You requested a more personal description of my work. It is always difficult for me to condense all the elements, feelings and motivations into words. Eventually I feel overwhelmed by the complexity of it all, and frustrated by the limitations of not being able to express fully everything. So please accept this overview of the work - I look forward to talking with you in person in October.
One of the most important aspects of the work is that it is nonfictional. I only paint actual experiences, not fantasies. Within that I elaborate and alter things in the environment, but the activities and the rooms and objects in the interiors are "factual". So in this way I view the paintings as documentary, as a way for me to memorialize events and relationships.

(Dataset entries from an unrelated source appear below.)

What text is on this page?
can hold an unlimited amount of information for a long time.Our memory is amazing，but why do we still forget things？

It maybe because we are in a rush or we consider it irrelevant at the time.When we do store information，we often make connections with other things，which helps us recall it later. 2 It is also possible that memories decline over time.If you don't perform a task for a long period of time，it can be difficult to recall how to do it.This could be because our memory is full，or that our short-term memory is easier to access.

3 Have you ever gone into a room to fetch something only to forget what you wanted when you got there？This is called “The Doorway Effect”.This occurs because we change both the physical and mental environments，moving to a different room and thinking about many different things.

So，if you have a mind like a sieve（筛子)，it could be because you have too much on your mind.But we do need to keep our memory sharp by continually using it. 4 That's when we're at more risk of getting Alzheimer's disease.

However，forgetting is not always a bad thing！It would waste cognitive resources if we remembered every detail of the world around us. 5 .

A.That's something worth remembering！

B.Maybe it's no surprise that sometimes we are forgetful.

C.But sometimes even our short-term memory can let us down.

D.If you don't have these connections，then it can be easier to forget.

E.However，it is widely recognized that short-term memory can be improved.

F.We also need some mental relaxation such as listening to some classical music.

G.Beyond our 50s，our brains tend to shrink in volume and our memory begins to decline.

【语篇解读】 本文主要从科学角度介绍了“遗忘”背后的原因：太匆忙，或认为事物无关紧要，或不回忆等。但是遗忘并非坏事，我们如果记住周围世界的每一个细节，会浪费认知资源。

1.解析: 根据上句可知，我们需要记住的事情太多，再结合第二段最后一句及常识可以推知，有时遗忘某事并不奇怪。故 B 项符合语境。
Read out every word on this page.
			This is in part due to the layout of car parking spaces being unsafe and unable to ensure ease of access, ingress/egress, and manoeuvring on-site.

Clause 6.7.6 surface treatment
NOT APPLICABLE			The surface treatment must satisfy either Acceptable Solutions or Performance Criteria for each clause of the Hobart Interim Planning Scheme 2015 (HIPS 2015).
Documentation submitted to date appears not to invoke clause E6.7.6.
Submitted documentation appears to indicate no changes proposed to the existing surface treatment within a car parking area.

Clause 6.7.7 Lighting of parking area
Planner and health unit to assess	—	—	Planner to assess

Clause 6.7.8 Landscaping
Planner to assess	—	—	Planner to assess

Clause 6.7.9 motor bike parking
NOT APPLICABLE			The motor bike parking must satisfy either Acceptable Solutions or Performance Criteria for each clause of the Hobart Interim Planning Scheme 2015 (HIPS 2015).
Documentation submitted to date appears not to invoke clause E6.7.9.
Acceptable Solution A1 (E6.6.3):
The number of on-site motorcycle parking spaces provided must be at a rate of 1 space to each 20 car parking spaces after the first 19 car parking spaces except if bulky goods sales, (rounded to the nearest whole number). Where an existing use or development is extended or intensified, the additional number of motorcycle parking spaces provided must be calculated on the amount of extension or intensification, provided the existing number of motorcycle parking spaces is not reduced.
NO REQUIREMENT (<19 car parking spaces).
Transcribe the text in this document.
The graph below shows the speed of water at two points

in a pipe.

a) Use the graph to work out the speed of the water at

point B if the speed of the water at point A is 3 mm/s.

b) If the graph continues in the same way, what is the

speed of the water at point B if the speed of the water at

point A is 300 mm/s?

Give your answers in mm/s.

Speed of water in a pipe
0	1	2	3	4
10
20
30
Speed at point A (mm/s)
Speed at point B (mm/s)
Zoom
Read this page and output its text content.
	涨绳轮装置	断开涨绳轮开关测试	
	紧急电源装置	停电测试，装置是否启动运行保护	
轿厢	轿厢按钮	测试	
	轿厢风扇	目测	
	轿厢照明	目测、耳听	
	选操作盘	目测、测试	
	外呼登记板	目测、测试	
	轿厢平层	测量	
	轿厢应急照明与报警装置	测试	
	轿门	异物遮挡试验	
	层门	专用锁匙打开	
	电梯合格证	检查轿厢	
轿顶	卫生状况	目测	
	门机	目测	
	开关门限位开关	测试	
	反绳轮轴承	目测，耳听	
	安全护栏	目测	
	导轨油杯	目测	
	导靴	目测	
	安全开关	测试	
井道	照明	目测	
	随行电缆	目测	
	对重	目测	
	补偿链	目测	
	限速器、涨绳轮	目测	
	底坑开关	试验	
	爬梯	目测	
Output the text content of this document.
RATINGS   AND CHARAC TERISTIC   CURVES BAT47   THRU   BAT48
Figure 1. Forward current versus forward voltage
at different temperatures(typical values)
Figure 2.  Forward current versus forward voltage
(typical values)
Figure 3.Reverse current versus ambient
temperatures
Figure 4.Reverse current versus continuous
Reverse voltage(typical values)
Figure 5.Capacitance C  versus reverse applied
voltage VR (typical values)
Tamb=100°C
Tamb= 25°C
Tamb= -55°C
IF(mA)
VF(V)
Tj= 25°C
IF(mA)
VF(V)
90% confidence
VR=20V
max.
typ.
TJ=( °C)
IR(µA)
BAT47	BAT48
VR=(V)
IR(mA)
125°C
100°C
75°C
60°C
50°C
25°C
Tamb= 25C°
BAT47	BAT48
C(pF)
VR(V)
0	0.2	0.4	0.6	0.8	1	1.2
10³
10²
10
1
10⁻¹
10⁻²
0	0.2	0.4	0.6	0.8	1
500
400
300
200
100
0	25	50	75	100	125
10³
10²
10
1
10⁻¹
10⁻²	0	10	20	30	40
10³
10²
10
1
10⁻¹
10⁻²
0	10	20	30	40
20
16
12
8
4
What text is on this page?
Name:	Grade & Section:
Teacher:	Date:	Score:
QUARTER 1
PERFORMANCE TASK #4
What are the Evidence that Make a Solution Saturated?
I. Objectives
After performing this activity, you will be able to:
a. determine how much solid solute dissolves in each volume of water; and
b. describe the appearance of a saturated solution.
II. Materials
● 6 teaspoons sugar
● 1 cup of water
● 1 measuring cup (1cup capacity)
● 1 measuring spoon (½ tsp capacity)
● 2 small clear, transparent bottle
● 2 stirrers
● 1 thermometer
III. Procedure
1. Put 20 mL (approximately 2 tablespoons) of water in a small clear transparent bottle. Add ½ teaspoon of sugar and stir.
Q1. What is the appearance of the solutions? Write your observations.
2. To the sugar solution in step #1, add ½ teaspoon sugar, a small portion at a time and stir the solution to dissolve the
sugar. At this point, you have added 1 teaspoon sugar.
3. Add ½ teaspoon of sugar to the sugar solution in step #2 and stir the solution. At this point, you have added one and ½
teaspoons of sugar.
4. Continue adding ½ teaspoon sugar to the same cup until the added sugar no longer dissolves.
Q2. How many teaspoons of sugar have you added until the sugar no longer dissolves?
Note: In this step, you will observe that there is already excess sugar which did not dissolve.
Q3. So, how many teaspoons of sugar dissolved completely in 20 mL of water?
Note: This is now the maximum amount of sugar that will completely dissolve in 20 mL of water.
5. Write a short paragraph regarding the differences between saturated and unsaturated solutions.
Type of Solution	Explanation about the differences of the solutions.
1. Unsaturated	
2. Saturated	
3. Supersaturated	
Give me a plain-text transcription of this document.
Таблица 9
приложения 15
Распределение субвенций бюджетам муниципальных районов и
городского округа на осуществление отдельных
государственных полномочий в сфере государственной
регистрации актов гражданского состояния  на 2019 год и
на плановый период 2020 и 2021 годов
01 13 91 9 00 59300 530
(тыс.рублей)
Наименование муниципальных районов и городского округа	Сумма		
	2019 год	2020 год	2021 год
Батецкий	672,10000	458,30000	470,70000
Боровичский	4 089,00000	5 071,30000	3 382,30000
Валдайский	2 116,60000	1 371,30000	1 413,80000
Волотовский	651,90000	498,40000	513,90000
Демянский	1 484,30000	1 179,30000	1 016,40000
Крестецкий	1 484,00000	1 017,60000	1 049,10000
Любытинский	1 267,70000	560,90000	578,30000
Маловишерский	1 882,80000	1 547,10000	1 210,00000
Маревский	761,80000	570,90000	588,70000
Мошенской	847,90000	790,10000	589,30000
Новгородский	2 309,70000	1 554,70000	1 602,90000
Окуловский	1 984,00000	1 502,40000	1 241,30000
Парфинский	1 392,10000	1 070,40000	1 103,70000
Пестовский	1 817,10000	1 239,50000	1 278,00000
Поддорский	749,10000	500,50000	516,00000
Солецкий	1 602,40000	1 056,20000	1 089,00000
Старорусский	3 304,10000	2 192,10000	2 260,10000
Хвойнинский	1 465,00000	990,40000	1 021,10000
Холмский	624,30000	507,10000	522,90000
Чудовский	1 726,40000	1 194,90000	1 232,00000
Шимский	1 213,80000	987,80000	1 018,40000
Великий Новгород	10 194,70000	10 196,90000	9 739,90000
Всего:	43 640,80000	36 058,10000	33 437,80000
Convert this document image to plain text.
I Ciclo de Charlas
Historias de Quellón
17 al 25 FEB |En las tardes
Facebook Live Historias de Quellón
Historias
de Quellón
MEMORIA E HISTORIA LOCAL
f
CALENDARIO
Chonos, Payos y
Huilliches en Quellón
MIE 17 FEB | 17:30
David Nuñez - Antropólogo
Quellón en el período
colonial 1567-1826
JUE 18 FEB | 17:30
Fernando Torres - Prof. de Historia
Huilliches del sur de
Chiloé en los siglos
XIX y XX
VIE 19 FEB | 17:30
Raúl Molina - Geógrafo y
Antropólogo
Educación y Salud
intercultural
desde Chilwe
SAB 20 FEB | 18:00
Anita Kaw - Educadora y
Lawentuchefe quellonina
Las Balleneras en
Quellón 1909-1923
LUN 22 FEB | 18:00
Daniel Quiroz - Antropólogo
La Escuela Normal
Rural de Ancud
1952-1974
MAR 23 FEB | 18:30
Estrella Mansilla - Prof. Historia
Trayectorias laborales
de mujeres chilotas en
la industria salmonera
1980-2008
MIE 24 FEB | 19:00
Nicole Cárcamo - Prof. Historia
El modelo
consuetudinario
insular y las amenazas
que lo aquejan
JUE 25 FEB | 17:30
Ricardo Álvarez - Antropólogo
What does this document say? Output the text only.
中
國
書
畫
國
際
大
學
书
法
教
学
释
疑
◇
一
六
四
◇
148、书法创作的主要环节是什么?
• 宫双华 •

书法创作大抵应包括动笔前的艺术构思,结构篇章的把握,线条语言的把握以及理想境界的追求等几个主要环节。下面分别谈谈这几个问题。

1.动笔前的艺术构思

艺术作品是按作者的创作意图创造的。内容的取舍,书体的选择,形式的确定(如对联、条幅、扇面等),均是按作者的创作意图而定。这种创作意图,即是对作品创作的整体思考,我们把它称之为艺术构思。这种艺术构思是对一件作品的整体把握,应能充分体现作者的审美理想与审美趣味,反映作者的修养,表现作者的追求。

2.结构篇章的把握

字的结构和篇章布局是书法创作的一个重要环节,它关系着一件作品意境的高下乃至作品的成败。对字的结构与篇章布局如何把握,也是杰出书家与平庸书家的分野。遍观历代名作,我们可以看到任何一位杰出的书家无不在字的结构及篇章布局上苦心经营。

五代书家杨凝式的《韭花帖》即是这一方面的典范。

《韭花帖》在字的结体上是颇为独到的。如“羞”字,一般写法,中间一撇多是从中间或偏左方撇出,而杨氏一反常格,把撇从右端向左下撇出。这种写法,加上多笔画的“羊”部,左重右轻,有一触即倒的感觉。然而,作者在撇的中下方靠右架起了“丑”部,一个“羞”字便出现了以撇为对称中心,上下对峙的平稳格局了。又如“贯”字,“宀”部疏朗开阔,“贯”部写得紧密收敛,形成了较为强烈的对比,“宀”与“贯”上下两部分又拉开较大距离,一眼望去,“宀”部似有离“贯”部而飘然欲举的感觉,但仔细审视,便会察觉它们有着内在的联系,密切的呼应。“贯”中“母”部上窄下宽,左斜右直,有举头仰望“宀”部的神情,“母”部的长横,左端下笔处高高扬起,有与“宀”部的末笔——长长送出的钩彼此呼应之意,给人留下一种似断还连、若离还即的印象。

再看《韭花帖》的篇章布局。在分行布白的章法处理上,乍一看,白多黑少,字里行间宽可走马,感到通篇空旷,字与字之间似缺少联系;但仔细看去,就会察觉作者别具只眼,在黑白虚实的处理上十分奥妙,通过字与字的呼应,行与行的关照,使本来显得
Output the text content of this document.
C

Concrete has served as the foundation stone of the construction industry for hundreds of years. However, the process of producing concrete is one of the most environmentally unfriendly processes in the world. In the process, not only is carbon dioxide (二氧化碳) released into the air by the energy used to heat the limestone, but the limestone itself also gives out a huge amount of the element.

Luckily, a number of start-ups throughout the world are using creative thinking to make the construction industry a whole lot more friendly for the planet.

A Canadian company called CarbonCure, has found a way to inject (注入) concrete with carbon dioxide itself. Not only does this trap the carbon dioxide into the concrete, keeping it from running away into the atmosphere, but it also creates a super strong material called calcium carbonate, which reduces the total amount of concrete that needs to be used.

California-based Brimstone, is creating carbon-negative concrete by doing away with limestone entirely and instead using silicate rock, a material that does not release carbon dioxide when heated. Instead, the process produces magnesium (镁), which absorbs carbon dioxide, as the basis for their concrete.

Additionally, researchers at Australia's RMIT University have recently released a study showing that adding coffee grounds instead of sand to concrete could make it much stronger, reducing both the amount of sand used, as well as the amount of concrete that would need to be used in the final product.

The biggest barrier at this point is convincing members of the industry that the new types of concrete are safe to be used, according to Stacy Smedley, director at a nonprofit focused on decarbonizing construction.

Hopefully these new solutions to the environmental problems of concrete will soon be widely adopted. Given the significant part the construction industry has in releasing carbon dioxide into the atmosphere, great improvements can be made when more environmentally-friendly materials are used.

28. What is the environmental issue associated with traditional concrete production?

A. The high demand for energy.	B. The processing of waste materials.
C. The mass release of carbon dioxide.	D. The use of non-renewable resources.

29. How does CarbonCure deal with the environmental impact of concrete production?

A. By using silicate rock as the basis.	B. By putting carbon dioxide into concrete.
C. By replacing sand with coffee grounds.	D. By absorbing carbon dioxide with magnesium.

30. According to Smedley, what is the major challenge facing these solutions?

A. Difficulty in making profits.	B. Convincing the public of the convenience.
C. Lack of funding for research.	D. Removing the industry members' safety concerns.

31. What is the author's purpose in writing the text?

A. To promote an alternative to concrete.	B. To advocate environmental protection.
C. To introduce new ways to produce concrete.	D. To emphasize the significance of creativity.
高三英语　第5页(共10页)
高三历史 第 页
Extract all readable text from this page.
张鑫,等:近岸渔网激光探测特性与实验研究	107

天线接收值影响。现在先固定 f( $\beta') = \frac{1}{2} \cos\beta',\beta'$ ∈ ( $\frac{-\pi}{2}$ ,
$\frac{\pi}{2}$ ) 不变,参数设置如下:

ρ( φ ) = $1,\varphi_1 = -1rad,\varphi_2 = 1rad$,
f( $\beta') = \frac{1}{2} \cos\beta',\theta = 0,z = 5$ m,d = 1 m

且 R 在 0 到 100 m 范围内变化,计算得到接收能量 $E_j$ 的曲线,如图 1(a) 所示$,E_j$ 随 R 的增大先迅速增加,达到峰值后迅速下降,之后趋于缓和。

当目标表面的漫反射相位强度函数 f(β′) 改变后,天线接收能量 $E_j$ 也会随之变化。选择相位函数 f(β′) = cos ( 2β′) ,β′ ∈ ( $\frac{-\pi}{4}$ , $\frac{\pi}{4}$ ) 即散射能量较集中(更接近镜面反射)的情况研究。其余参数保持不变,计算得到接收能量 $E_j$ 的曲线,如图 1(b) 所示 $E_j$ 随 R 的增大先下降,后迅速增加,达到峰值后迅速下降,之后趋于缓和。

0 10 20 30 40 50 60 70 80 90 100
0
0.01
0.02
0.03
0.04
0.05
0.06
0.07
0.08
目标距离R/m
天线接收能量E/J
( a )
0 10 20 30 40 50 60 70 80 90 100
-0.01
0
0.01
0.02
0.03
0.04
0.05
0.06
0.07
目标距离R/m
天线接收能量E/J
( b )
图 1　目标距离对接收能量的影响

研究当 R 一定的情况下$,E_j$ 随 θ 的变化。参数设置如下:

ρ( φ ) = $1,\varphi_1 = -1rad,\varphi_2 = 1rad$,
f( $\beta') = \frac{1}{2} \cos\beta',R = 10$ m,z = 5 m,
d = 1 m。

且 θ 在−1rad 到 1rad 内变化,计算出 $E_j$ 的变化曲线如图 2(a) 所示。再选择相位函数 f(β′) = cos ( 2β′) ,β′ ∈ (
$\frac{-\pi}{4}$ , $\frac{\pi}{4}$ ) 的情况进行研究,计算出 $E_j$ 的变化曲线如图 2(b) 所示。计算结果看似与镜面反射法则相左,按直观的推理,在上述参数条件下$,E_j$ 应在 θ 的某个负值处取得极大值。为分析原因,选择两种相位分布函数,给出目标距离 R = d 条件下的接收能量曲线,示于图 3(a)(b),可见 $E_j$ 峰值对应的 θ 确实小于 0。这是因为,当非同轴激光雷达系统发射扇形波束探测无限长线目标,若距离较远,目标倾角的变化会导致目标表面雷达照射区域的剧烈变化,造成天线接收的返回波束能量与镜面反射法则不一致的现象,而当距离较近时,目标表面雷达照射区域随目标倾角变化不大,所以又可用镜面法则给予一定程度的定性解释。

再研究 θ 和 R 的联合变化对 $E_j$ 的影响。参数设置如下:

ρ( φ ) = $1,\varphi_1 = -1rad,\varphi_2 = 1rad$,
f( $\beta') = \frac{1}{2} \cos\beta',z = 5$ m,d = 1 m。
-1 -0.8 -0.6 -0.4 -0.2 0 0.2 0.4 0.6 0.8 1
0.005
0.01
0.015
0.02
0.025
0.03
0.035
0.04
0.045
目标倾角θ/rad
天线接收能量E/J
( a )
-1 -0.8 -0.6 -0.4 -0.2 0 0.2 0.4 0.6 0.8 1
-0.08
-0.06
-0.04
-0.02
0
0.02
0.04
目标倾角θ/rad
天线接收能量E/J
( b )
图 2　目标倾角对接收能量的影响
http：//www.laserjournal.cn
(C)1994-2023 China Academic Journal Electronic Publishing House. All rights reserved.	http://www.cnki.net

The male sex scenes began when a close friend of mine started to go to underground piss parties and became increasingly involved with S/M sex. I had always been fascinated by his anonymous encounters with men. I envied the nonverbal quality and the absolute sexual abandon of his experiences.
AIDS confused all this - and I began to wonder about this decision to pursue this despite the consequences. I understood his desire to "connect" through sex regardless of the cost. I viewed this paintings as religious, although I still can't explain this. As I continued to paint I slowly realized that I was identifying, uncomfortably so, with the masochist in the compositions.
I swiched reluctantly to images of myself when I feel deeply in love with a woman and felt compelled to paint her after our relationship ended. These autobiographical paintings all involve dildoes. Right now, l'm working on a round painting in which l'm fucking myself with one dildo while sucking on a double-headed dildo. The feeling I want to express is of a huge emptiness and isolation. I haven't figured out why dildoes are the central "props" in those paintings. I think it has to do with this false tool - that the mind wants to make real. Using a fake device to try to communicate with a lover or comfort oneself - so in a way this communication or connection is ultimately doomed. The body fragments are selfportraits which I began when I first painted the scenes. In this way I felt it was like a conversation between the intimacy of the details and the voyeuristic, removed quality of the scenes. I feel that both bodies of work concern the same issues - the body fragments address mortality and vulnerability more directly. I chose parts of the body that seemed particularly fragile. The parts are either cut or in a state of exposure to describe the perils of love and simultaneously, the compulsion to love.
You asked about the quantity of the work - why there are so few.The process of painting is very time consuming because I apply the paint in thin layers of oil paint - mostly medium, not very much pigment at one time. I feel this gives the paint an enameled quality that I like.
The building of the substance of the paint has become increasingly important to me. Alse the interiors have become more heavily patterned and complex Most importantly, because the paintings are from real experiences life regulates the process. I need to feel really moved by something and also feel that the experience has a broader symbolic significance that will translate as an image.
In mid-September an interview in the magazine Arude will be coming out - which l'll send to you if you would like.
Thank you for sending the articles about your gallery, I enjoyed reading them.